When Avraham is called upon to sacrifice both his sons, he is reluctant (in one explicitly and in the other implicitly), yet he does so because he understands that this falls in the category of ‘Derech Hashem’. His greatness is that even in the moment of fulfilling the incomprehensible Divine command, he has not forgotten the absolute values of compassion, mercy and empathy. His greatness is his ability to live and act between the two. The Torah goes to lengths to ensure the reader understands this idea. It is clear in the first incident that the survival of Yitzchak is dependent on the sending away of Yishmael, there is a pragmatic reason for this seeming cruelty and yet the reader must still endure the cries of Hagar and Yishmael. Even though the action must be done, we must not become immune to the pain of the other.

In another fascinating textual parallel we find the exact same expression used when it comes to Eisav. After having been robbed of the birthright by his brother Yaakov, an act that again, was necessary for the survival of the Israelite nation, we are described in exquisite and painful detail Eisav’s reaction: When Eisav heard the words of his father he cried a great and bitter cry that endured, and he said to his father, please bless me too my father….And Eisav lifted up his voice, and wept. (Bereshit 27)

Any reader with an ounce of compassion cannot help but be moved by Eisav’s cry. The Torah is entreating us to feel his pain, it wants us to live the consequence of our father Yaakov’s actions as it forces us quite emphatically into a face to face encounter with Eisav – with the ‘other’ and his suffering. Yaakov’s actions were done at a great moral cost, they leave a scar that haunts him for the rest of his life.
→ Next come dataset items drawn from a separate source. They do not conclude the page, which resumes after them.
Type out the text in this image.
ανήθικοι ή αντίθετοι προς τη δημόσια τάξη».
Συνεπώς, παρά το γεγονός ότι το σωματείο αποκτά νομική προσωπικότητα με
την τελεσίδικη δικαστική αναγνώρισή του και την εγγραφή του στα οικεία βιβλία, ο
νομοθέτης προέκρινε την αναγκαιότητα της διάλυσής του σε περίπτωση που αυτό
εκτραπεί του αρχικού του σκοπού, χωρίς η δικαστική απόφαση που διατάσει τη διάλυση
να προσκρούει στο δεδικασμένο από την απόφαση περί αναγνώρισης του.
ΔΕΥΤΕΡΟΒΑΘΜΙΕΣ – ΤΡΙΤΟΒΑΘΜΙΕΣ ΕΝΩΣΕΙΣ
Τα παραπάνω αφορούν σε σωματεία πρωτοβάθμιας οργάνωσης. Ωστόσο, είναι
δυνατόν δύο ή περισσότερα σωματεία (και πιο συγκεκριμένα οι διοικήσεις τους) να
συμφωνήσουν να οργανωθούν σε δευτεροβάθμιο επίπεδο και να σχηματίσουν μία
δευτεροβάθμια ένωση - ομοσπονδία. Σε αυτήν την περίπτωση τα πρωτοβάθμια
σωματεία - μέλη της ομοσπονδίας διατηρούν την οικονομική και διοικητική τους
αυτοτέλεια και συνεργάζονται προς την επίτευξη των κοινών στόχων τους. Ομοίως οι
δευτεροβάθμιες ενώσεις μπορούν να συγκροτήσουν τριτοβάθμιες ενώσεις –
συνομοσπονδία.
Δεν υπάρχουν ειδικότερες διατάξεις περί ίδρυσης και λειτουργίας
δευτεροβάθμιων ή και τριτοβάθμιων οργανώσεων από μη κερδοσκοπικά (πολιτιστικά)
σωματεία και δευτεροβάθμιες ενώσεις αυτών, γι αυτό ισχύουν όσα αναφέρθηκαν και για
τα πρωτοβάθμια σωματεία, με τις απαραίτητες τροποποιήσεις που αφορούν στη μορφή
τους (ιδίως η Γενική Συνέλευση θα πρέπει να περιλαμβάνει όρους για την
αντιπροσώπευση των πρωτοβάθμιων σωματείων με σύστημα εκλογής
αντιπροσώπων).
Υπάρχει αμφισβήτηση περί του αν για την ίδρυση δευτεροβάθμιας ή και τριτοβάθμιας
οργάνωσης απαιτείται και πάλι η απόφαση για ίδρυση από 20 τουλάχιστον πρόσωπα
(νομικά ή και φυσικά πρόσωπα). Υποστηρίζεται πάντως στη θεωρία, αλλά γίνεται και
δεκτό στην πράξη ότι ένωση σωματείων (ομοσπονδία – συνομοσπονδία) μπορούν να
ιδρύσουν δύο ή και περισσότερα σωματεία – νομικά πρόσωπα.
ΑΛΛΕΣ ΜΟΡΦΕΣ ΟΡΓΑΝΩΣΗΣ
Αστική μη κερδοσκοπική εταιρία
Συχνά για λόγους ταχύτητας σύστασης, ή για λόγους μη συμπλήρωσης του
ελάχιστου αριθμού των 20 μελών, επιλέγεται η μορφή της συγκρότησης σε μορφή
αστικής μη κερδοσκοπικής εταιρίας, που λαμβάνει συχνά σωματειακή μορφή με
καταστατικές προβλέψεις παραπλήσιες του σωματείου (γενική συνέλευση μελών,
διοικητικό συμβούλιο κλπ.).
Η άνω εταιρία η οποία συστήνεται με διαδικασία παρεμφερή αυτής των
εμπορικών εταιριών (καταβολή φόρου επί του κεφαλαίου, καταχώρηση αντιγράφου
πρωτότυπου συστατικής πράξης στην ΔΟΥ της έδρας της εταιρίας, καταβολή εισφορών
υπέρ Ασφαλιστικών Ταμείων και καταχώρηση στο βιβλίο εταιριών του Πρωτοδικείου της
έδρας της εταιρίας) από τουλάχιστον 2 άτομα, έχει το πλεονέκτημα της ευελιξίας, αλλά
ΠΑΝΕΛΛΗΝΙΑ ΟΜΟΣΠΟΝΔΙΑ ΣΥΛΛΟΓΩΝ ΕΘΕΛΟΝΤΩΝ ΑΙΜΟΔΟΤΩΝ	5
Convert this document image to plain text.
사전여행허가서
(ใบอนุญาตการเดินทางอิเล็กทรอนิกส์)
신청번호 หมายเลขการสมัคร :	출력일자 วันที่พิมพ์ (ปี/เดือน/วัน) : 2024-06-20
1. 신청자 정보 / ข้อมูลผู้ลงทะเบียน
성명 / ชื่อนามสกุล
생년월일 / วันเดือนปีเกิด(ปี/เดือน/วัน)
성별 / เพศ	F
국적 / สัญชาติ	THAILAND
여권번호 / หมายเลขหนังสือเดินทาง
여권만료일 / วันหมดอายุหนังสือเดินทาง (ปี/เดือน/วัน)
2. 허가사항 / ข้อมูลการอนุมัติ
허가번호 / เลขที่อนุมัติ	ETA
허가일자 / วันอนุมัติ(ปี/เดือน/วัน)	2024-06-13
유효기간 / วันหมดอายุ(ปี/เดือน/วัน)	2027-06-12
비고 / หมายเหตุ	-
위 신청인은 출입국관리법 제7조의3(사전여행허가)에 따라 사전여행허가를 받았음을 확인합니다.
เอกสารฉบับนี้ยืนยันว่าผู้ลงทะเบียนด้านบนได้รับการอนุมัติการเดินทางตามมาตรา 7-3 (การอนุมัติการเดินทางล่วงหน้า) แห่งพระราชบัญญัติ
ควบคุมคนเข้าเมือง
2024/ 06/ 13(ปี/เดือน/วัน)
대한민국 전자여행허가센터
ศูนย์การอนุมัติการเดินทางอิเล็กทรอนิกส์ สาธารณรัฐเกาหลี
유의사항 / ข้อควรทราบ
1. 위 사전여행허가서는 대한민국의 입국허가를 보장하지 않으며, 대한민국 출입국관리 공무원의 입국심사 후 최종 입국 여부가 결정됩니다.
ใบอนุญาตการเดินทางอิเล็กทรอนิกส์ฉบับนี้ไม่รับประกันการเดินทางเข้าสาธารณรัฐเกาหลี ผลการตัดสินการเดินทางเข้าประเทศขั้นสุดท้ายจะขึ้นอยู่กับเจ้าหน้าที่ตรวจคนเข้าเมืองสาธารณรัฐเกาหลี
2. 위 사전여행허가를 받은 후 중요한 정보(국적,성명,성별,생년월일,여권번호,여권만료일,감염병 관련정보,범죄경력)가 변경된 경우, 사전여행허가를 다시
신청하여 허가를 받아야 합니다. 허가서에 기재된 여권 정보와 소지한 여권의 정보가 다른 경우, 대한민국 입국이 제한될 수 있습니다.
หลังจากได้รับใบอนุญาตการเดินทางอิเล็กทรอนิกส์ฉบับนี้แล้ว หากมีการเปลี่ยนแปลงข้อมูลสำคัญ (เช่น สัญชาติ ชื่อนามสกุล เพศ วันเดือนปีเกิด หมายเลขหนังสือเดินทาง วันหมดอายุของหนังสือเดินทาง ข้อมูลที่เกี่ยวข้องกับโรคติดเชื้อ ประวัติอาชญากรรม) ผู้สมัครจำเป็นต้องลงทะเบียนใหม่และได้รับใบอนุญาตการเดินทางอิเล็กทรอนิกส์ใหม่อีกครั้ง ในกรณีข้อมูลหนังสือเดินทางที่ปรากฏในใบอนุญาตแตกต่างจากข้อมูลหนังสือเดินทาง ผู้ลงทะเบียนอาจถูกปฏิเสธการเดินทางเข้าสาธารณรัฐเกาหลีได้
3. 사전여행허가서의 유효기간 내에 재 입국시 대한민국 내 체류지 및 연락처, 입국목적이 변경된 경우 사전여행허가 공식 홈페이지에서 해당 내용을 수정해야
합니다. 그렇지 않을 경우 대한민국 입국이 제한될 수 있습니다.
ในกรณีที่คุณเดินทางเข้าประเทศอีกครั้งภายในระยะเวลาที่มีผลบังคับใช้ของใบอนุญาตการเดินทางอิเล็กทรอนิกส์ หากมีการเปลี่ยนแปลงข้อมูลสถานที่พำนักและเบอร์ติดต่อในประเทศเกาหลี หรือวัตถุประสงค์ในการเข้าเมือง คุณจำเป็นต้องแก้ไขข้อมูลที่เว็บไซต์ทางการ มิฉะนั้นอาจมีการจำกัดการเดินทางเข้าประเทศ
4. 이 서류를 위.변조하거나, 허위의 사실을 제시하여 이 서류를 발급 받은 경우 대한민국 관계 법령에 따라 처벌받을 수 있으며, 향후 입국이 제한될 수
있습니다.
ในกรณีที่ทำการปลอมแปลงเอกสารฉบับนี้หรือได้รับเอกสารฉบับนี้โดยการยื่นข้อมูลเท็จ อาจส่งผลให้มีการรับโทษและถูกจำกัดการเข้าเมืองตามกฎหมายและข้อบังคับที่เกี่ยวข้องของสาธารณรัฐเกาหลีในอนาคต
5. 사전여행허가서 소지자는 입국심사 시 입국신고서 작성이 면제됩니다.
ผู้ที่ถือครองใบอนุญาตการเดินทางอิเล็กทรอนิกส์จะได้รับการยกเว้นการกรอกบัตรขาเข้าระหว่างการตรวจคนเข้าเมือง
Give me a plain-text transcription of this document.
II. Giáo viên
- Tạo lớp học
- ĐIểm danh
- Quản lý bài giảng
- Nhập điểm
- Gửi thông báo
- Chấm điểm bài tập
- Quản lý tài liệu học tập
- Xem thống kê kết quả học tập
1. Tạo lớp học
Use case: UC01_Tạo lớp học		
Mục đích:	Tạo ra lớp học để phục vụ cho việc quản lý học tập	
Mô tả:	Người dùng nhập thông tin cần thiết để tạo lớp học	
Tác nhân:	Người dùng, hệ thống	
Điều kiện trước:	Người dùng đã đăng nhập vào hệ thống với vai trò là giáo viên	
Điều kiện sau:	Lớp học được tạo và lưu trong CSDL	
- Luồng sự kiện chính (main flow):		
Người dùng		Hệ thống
Nothing is clear cut- chalak- it is entangled (like the hair of Eisav), waiting to be made sense of. Like the solution to the akeida – the ram – it is entangled in the thicket. To release it is painful and comes at a cost

By reading these two narratives on Rosh Hashana we are reminded that unlike the childhood understanding of ‘good’ and ‘bad’ actions, the living reality is not so simple. As human beings we have strong inherent moral values such that Levinas’s ethical imperative through the face to face encounter is something that speaks to us innately. If we could judge all action based simply on our compassion and responsibility to the Other, things would be simple. If on the other hand, we could judge our actions simply through the צו ה” – Divine command, ignoring the plight of the Agunah, the Mamzer, the potential convert or our enemy, again life would be relatively simple. But God requires something far greater from us. He demands of us a task that is probably almost impossible – to fulfil to the best of our ability His commands, but to simultaneously be compassionate, merciful, empathetic and listen to our moral intuition. He demands of us to stand wrenched between the irreconcilable positions and to maintain them both. He wants us to ‘send the son away’ and still feel his pain and hear his cry through the face to face encounter. To maintain our survival by building a wall between us and the ‘other’ and yet not become blinded or immune to their suffering. To exclude the mamzer from our community but to comfort him in his sorrow.

On Rosh Hashana we undergo a difficult journey of self-introspection both as individuals and a nation, as we continue to strive in reconciling these often opposing values. Can we maintain our commitment to both of them? Perhaps we need ask a more haunting question – are we even able to recognise the magnitude of what is being asked of us?